USD_Drifts_Amid_Thin_Trade_QE_Speculation-_Volume_to_Offer_Clarity_body_Picture_2.png, USD Drifts Amid Thin Trade, QE Speculation- Volume to Offer Clarity

An hourly chart shows the index trading within the confines of a newly formed descending channel formation with the dollar rebounding off soft support at 9975. Subsequent intra-day floors are seen at the 61.8% extension at 9945, former channel resistance and 9900. A topside break of the channel alleviates some of the pressure with topside resistance targets seen at 10,040, 10,060, and the 78.6% extension at 10,080. Look for the dollar to possibly drift lower before mounting its assault with dips in the index offering favorable long entries.

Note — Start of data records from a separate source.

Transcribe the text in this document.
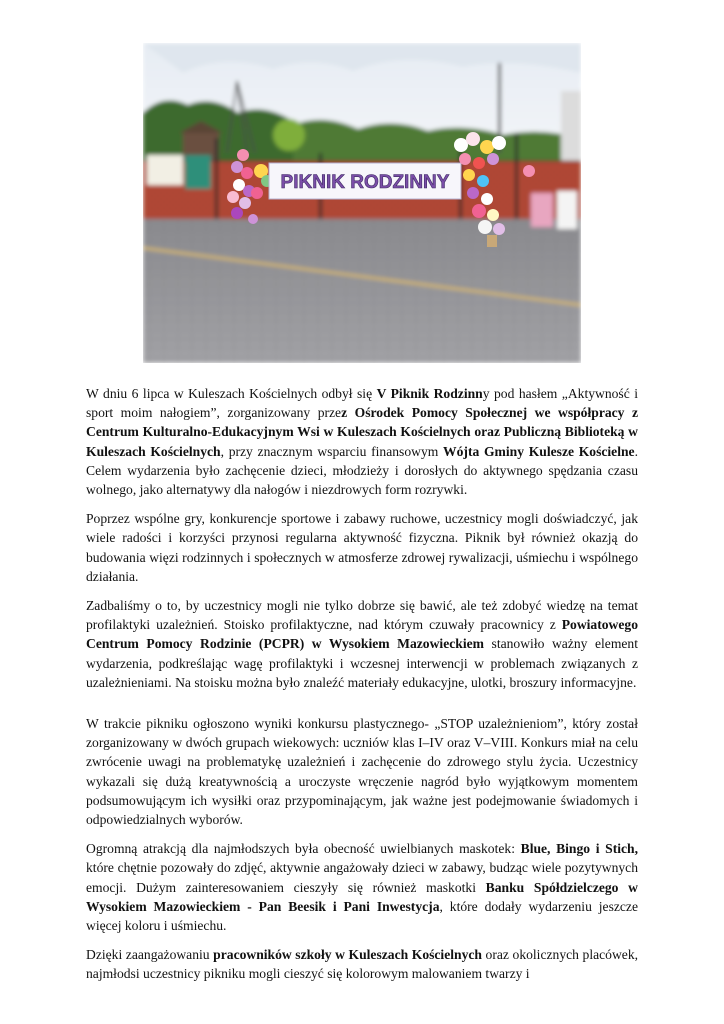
PIKNIK RODZINNY

W dniu 6 lipca w Kuleszach Kościelnych odbył się V Piknik Rodzinny pod hasłem „Aktywność i sport moim nałogiem”, zorganizowany przez Ośrodek Pomocy Społecznej we współpracy z Centrum Kulturalno-Edukacyjnym Wsi w Kuleszach Kościelnych oraz Publiczną Biblioteką w Kuleszach Kościelnych, przy znacznym wsparciu finansowym Wójta Gminy Kulesze Kościelne. Celem wydarzenia było zachęcenie dzieci, młodzieży i dorosłych do aktywnego spędzania czasu wolnego, jako alternatywy dla nałogów i niezdrowych form rozrywki.

Poprzez wspólne gry, konkurencje sportowe i zabawy ruchowe, uczestnicy mogli doświadczyć, jak wiele radości i korzyści przynosi regularna aktywność fizyczna. Piknik był również okazją do budowania więzi rodzinnych i społecznych w atmosferze zdrowej rywalizacji, uśmiechu i wspólnego działania.

Zadbaliśmy o to, by uczestnicy mogli nie tylko dobrze się bawić, ale też zdobyć wiedzę na temat profilaktyki uzależnień. Stoisko profilaktyczne, nad którym czuwały pracownicy z Powiatowego Centrum Pomocy Rodzinie (PCPR) w Wysokiem Mazowieckiem stanowiło ważny element wydarzenia, podkreślając wagę profilaktyki i wczesnej interwencji w problemach związanych z uzależnieniami. Na stoisku można było znaleźć materiały edukacyjne, ulotki, broszury informacyjne.

W trakcie pikniku ogłoszono wyniki konkursu plastycznego- „STOP uzależnieniom”, który został zorganizowany w dwóch grupach wiekowych: uczniów klas I–IV oraz V–VIII. Konkurs miał na celu zwrócenie uwagi na problematykę uzależnień i zachęcenie do zdrowego stylu życia. Uczestnicy wykazali się dużą kreatywnością a uroczyste wręczenie nagród było wyjątkowym momentem podsumowującym ich wysiłki oraz przypominającym, jak ważne jest podejmowanie świadomych i odpowiedzialnych wyborów.

Ogromną atrakcją dla najmłodszych była obecność uwielbianych maskotek: Blue, Bingo i Stich, które chętnie pozowały do zdjęć, aktywnie angażowały dzieci w zabawy, budząc wiele pozytywnych emocji. Dużym zainteresowaniem cieszyły się również maskotki Banku Spółdzielczego w Wysokiem Mazowieckiem - Pan Beesik i Pani Inwestycja, które dodały wydarzeniu jeszcze więcej koloru i uśmiechu.

Dzięki zaangażowaniu pracowników szkoły w Kuleszach Kościelnych oraz okolicznych placówek, najmłodsi uczestnicy pikniku mogli cieszyć się kolorowym malowaniem twarzy i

USD_Drifts_Amid_Thin_Trade_QE_Speculation-_Volume_to_Offer_Clarity_body_Picture_1.png, USD Drifts Amid Thin Trade, QE Speculation- Volume to Offer Clarity

The greenback fell against all four component currencies highlighted by a 0.21% decline against the British pound. Despite the sterling’s pullback off the 1.60-figure, our medium-term bias remains cautiously weighted to the topside with the daily chart offering a clearly defined ascending channel formation dating back to the January 13th low. We favor buying into sterling weakness noting that a break below the 23.6% Fibonacci extension taken from January 13th and March 12th troughs at 1.5775 negates our interim bias. The Japanese yen was the weakest performer of the lot with an advance of just 0.02%. The yen quickly pared early losses that saw the pair dip as low as 81.19 before rebounding to close just below interim resistance at 81.60. For complete USDJPY scalp targets refer to today’s Winners/Losers report.

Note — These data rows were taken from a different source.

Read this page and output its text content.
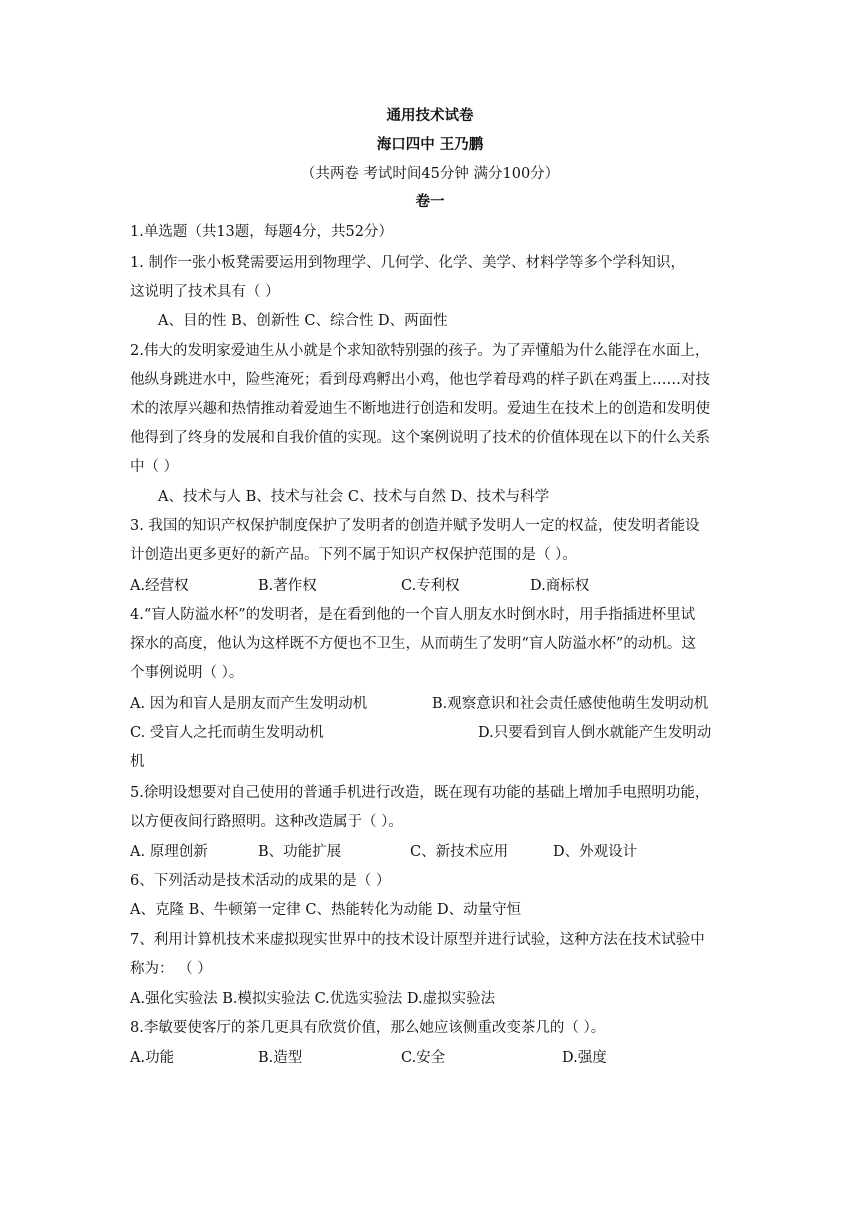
通用技术试卷
海口四中 王乃鹏
（共两卷 考试时间45分钟 满分100分）
卷一
1.单选题（共13题，每题4分，共52分）
1. 制作一张小板凳需要运用到物理学、几何学、化学、美学、材料学等多个学科知识，
这说明了技术具有（ ）
A、目的性 B、创新性 C、综合性 D、两面性
2.伟大的发明家爱迪生从小就是个求知欲特别强的孩子。为了弄懂船为什么能浮在水面上，
他纵身跳进水中，险些淹死；看到母鸡孵出小鸡，他也学着母鸡的样子趴在鸡蛋上……对技
术的浓厚兴趣和热情推动着爱迪生不断地进行创造和发明。爱迪生在技术上的创造和发明使
他得到了终身的发展和自我价值的实现。这个案例说明了技术的价值体现在以下的什么关系
中（ ）
A、技术与人 B、技术与社会 C、技术与自然 D、技术与科学
3. 我国的知识产权保护制度保护了发明者的创造并赋予发明人一定的权益，使发明者能设
计创造出更多更好的新产品。下列不属于知识产权保护范围的是（ ）。
A.经营权	B.著作权	C.专利权	D.商标权
4.“盲人防溢水杯”的发明者，是在看到他的一个盲人朋友水时倒水时，用手指插进杯里试
探水的高度，他认为这样既不方便也不卫生，从而萌生了发明“盲人防溢水杯”的动机。这
个事例说明（ ）。
A. 因为和盲人是朋友而产生发明动机	B.观察意识和社会责任感使他萌生发明动机
C. 受盲人之托而萌生发明动机	D.只要看到盲人倒水就能产生发明动
机
5.徐明设想要对自己使用的普通手机进行改造，既在现有功能的基础上增加手电照明功能，
以方便夜间行路照明。这种改造属于（ ）。
A. 原理创新	B、功能扩展	C、新技术应用	D、外观设计
6、下列活动是技术活动的成果的是（ ）
A、克隆 B、牛顿第一定律 C、热能转化为动能 D、动量守恒
7、利用计算机技术来虚拟现实世界中的技术设计原型并进行试验，这种方法在技术试验中
称为： （ ）
A.强化实验法 B.模拟实验法 C.优选实验法 D.虚拟实验法
8.李敏要使客厅的茶几更具有欣赏价值，那么她应该侧重改变茶几的（ ）。
A.功能	B.造型	C.安全	D.强度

Tomorrow’s economic docket is rather light with only business/economic surveys and the February wholesale inventory report on tap. However with European markets coming back online tomorrow for the first time since NFPs printed last Friday, investors will be closely eyeing equity performances with concerns over China now coming more into focus. Chinese CPI data last night topped expectations with the year on year print coming in at 3.6%, missing calls for a read of just 3.4% y/y. The data comes off a previous print of 3.2% y/y a month earlier and suggests that price growth in China may be gathering pace, limiting the PBoC’s scope to further ease policy. As concerns about a possible “hard landing” in China take root, look for risk to remain on the defensive with traders eagerly anticipating GDP data out of China this Friday. The dollar’s future hangs in the balance with the index likely to trade within a tight range ahead of key trade balance and inflation data later this week.